Absence totale de confiance
Bien qu’Israéliens et Palestiniens aient repris aujourd’hui des pourparlers, la persistance du cadre juridique d’Oslo est un avantage pernicieux, dans la mesure où il n’incite pas les deux parties à prendre des risques politiques pour la paix. A quoi bon bouleverser un statu quo avec lequel, bon an mal an, chacune des deux communautés peut vivre ? A condition bien sûr d’ignorer une évolution mortifère pour la solution de deux Etats : outre qu’Israël exerce un contrôle total sur 61 % de la Cisjordanie (la zone C), le nombre des colons israéliens a plus que doublé en vingt ans, passant de 262 500 en 1993 à 520 000 aujourd’hui, dont 200 000 à Jérusalem-Est.

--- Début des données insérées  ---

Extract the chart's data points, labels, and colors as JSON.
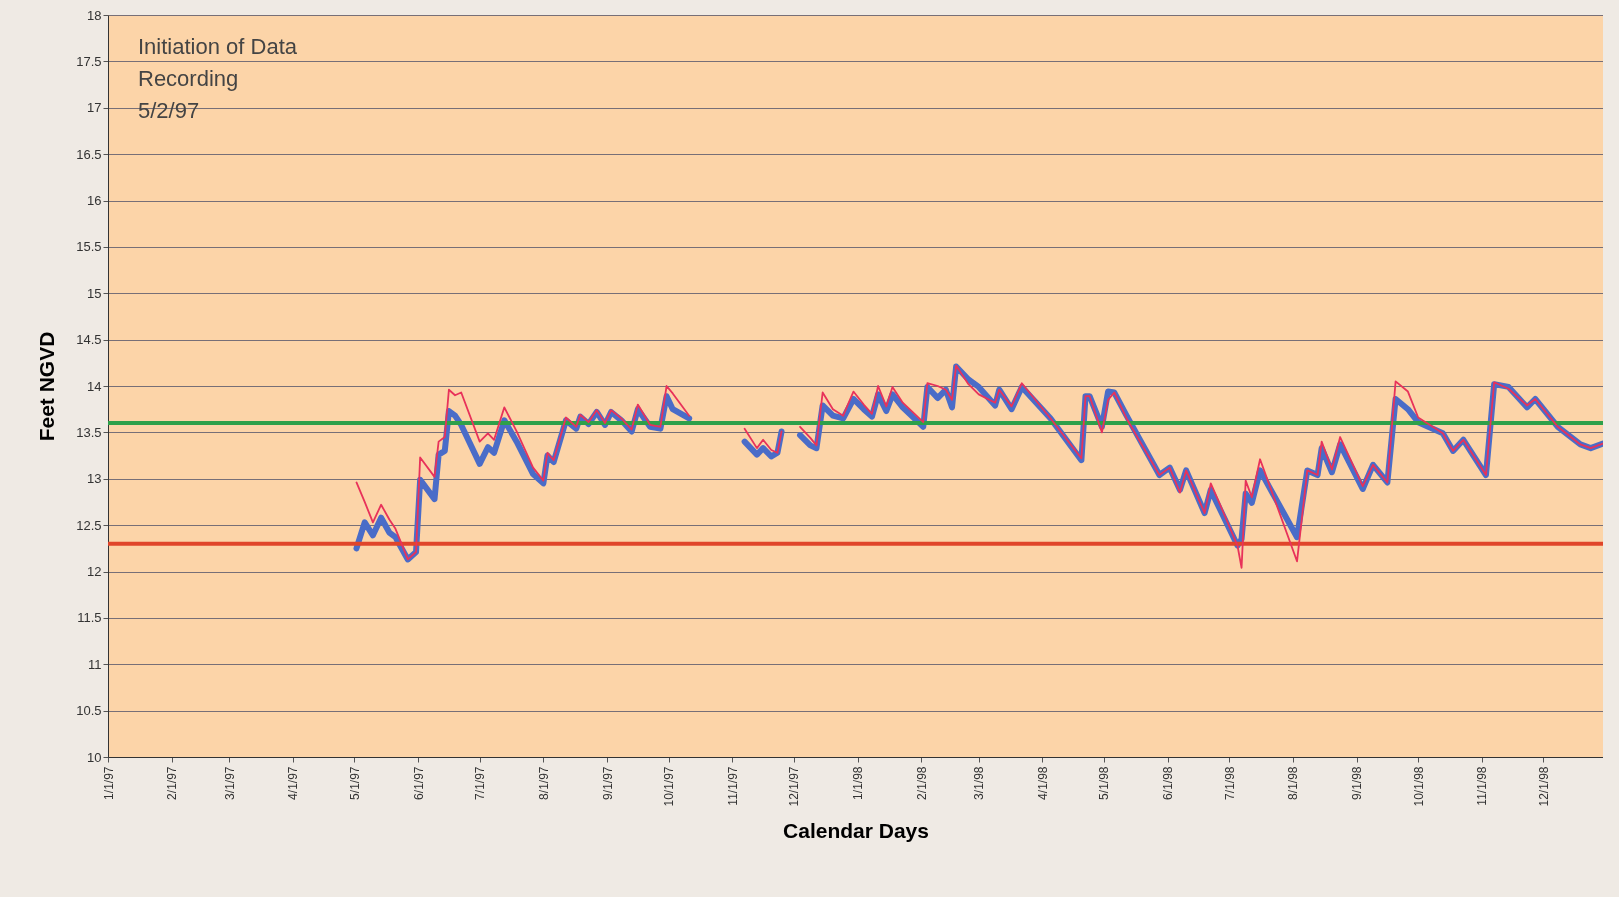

Depuis la reprise des pourparlers, l’Etat juif a annoncé la construction de plus de 3 600 nouveaux logements dans des colonies. Tout comme les Américains, les Palestiniens ont de facto accepté la poursuite de la colonisation. Mais ils ne veulent pas retomber dans les errements d’Oslo. Nabil Chaath, vieux routier du processus de paix et membre important du Fatah, le principal parti de l’Autorité palestinienne, fixe ces lignes rouges : "Il doit y avoir une implication internationale, avec une détermination à vérifier les étapes agréées par les deux parties, sans impunité pour Israël et avec un arbitrage contraignant. Enfin, il n’est plus question d’accord intérimaire et aucun sujet ne doit être renvoyé à une négociation ultérieure." Comme ce fut le cas après la mort de Rabin, la seule chose qu’Israéliens et Palestiniens partagent est une absence totale de confiance quant aux intentions de l’autre partie. Les Palestiniens rappellent que la conversion de M. Nétanyahou en faveur du principe de deux Etats est de fraîche date (son discours de l’université Bar-Ilan, en juin 2009) et qu’elle n’a jamais été inscrite dans la charte et le programme électoral de son parti, le Likoud. Les sondages montrent qu’Israéliens et Palestiniens soutiennent la solution de deux Etats, mais n’y croient pas.
Vingt ans après Oslo, le processus de paix est devenu pour l’Autorité palestinienne une raison d’être, un pourvoyeur d’emplois et d’aide étrangère, laquelle génère une relative prospérité économique. Les Israéliens ont compris qu’ils échappaient en partie à la stigmatisation internationale en restant dans la négociation, et les Américains s’efforcent de redorer leur image ternie de médiateurs en évitant de critiquer trop fort la colonisation. Chacun joue sa partition, indéfiniment, et la paix est un objectif qui n’a jamais paru aussi éloigné.